Die erlaubten Schwarzpulver-Böller führen eher zu Brandblasen, wenn sie in den Händen explodieren.
Aufgrund fehlender einheitlicher Regeln in der EU können bestimmte Raketen, die in Deutschland verboten sind, im Umland erworben werden, besonders in Tschechien oder Polen.
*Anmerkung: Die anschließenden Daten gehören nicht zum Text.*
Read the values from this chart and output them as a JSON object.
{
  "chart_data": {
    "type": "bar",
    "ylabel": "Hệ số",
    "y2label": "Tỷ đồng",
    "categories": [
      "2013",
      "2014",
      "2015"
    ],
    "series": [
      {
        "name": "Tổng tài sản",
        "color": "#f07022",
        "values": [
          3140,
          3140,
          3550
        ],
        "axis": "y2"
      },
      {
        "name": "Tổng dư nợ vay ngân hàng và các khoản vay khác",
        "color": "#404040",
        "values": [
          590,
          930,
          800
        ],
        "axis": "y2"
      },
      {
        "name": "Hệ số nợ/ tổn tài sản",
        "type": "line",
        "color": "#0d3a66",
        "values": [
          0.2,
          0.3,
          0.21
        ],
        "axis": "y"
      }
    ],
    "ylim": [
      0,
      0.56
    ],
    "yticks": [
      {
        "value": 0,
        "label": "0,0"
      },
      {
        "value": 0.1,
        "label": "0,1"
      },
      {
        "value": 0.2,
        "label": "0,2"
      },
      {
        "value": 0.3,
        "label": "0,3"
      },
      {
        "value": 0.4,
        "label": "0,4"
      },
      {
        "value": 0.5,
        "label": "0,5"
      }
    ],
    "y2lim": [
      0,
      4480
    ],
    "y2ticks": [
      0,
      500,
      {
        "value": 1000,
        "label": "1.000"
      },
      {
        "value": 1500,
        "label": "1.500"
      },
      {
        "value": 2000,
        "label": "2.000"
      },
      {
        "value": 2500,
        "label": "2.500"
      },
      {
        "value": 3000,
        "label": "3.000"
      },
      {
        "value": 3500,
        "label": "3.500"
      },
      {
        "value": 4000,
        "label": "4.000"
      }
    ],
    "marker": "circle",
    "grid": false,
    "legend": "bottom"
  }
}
Beispielsweise sind Blitzknallböller bis 0,5 Gramm dort erhältlich, die „auch schon sehr schmerzhaft sein können“, so Schubert.
Trotz gestiegener Preise, wirtschaftlicher Herausforderungen und der Verbotsdiskussion ist die Kauflust bei Feuerwerkskörpern in diesem Jahr ungebrochen, sagt Schubert. Wie jedoch Ausschreitungen ohne Verbot vermieden werden können?
„Anstelle eines generellen Verbots könnten Verbotszonen helfen, vor allem in Innenstädten, wo Sicherheitsabstände nicht eingehalten werden können“, rät Schubert.
Doch das Wichtigste sei der Appell an die Vernunft der Menschen.